When we’re overwhelmed, we want a way to release the pressure. Stories help us do that. And taking action – even if we’re taking action on incomplete information processed during a heightened emotional state – makes us feel like we’re in control. Finding a justification to be mad at someone that you’re terrified of losing makes you feel in control. It makes you feel like even if they leave, they left because of the narrative you created: they’re disloyal, they’re a liar, they’re a cheat. But all you do is maintain control over a false identity and a false narrative that you have about yourself. 

A helpful way to think of emotions is as feelings, and the story that you assign to those feelings helps you take action. 
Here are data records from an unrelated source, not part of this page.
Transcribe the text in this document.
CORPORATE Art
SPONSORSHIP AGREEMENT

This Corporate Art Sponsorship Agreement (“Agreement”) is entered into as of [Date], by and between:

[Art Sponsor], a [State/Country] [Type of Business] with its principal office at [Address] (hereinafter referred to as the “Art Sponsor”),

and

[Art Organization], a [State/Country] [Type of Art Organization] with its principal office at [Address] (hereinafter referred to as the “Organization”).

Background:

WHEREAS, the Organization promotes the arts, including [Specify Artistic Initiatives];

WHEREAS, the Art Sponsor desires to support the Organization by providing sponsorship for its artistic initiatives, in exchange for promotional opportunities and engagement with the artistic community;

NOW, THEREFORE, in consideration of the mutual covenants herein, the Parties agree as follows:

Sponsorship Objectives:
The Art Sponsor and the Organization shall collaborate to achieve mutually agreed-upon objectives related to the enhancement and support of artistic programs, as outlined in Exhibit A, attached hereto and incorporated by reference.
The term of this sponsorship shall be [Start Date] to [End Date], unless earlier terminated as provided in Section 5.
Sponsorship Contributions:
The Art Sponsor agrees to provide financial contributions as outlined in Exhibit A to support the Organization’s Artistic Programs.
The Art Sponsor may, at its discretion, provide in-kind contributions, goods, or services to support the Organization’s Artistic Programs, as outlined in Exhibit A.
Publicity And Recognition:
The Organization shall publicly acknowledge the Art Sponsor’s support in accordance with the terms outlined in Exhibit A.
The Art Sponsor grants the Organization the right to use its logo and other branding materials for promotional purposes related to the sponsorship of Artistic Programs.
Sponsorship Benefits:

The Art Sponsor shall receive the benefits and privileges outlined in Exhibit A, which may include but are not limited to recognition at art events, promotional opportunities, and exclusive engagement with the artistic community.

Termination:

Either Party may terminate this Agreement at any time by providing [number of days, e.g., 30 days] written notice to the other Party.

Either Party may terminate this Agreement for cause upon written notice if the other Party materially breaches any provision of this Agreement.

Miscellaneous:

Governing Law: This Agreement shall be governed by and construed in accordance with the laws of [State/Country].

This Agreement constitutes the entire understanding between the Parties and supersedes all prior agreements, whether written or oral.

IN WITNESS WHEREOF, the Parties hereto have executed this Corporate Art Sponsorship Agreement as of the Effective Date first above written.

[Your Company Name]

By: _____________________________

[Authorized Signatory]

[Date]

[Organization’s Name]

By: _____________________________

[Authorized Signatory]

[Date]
You may assign an unhelpful meaning or a story to those feelings like, “I’m never gonna get anywhere because of this screw up from 5 years ago” or “No one trusts me, and I don’t blame them, because I wouldn’t trust me on paper either.” 
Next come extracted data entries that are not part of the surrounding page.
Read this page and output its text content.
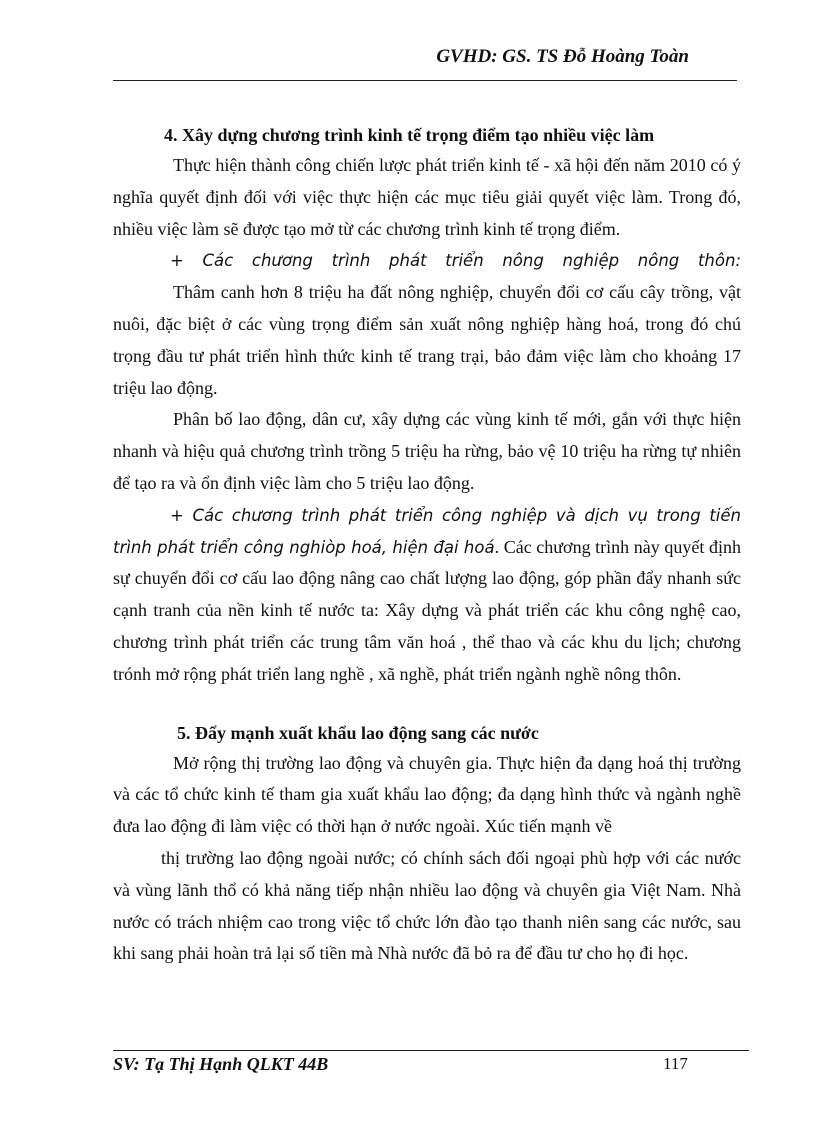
GVHD: GS. TS Đỗ Hoàng Toàn
4. Xây dựng chương trình kinh tế trọng điểm tạo nhiều việc làm

Thực hiện thành công chiến lược phát triển kinh tế - xã hội đến năm 2010 có ý nghĩa quyết định đối với việc thực hiện các mục tiêu giải quyết việc làm. Trong đó, nhiều việc làm sẽ được tạo mở từ các chương trình kinh tế trọng điểm.

+ Các chương trình phát triển nông nghiệp nông thôn:

Thâm canh hơn 8 triệu ha đất nông nghiệp, chuyển đổi cơ cấu cây trồng, vật nuôi, đặc biệt ở các vùng trọng điểm sản xuất nông nghiệp hàng hoá, trong đó chú trọng đầu tư phát triển hình thức kinh tế trang trại, bảo đảm việc làm cho khoảng 17 triệu lao động.

Phân bố lao động, dân cư, xây dựng các vùng kinh tế mới, gắn với thực hiện nhanh và hiệu quả chương trình trồng 5 triệu ha rừng, bảo vệ 10 triệu ha rừng tự nhiên để tạo ra và ổn định việc làm cho 5 triệu lao động.

+ Các chương trình phát triển công nghiệp và dịch vụ trong tiến trình phát triển công nghiòp hoá, hiện đại hoá. Các chương trình này quyết định sự chuyển đổi cơ cấu lao động nâng cao chất lượng lao động, góp phần đẩy nhanh sức cạnh tranh của nền kinh tế nước ta: Xây dựng và phát triển các khu công nghệ cao, chương trình phát triển các trung tâm văn hoá , thể thao và các khu du lịch; chương trónh mở rộng phát triển lang nghề , xã nghề, phát triển ngành nghề nông thôn.

5. Đẩy mạnh xuất khẩu lao động sang các nước

Mở rộng thị trường lao động và chuyên gia. Thực hiện đa dạng hoá thị trường và các tổ chức kinh tế tham gia xuất khẩu lao động; đa dạng hình thức và ngành nghề đưa lao động đi làm việc có thời hạn ở nước ngoài. Xúc tiến mạnh về

thị trường lao động ngoài nước; có chính sách đối ngoại phù hợp với các nước và vùng lãnh thổ có khả năng tiếp nhận nhiều lao động và chuyên gia Việt Nam. Nhà nước có trách nhiệm cao trong việc tổ chức lớn đào tạo thanh niên sang các nước, sau khi sang phải hoàn trả lại số tiền mà Nhà nước đã bỏ ra để đầu tư cho họ đi học.

SV: Tạ Thị Hạnh QLKT 44B	117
Another option is to say to yourself, “I’m having feelings and sensations. They are uncomfortable. This is the unhelpful story I want to assign to them. I understand why I’m assigning that story. But that story is not getting me anywhere. What’s a new story that I can tell that doesn’t feel like a lie? If I don’t believe anything, how can I humble myself by completing one task that I think is beneath me and that I think won’t make a difference in the grand scheme of things? Oh, I just washed a dish. I just took out the trash. I just learned one new word in a different language. I just picked up that one piece of garbage and put it in the trash.” 

Your emotion goes from “How is this gonna matter in the grand scheme of things?” to “I just made one material physical change in the world.” It takes time, and you may fall back into old habits many times, but you start to become aware of your own power. Your emotions and your past and your feelings become fuel for creative action instead of fuel for destructive fire. 

Use your emotions as fuel for your goals, not as fire to destroy your life

When you have a goal, you can stop thinking of your emotions as a complex story that only exists in your head and start thinking of them as feelings that you can use as fuel to get to your next step. You can start to view your feelings not as facts, but as an indication of how you would have responded in the past and an opportunity to hold a vote with all the sensations in your body and ask them what they’d like to be used for instead.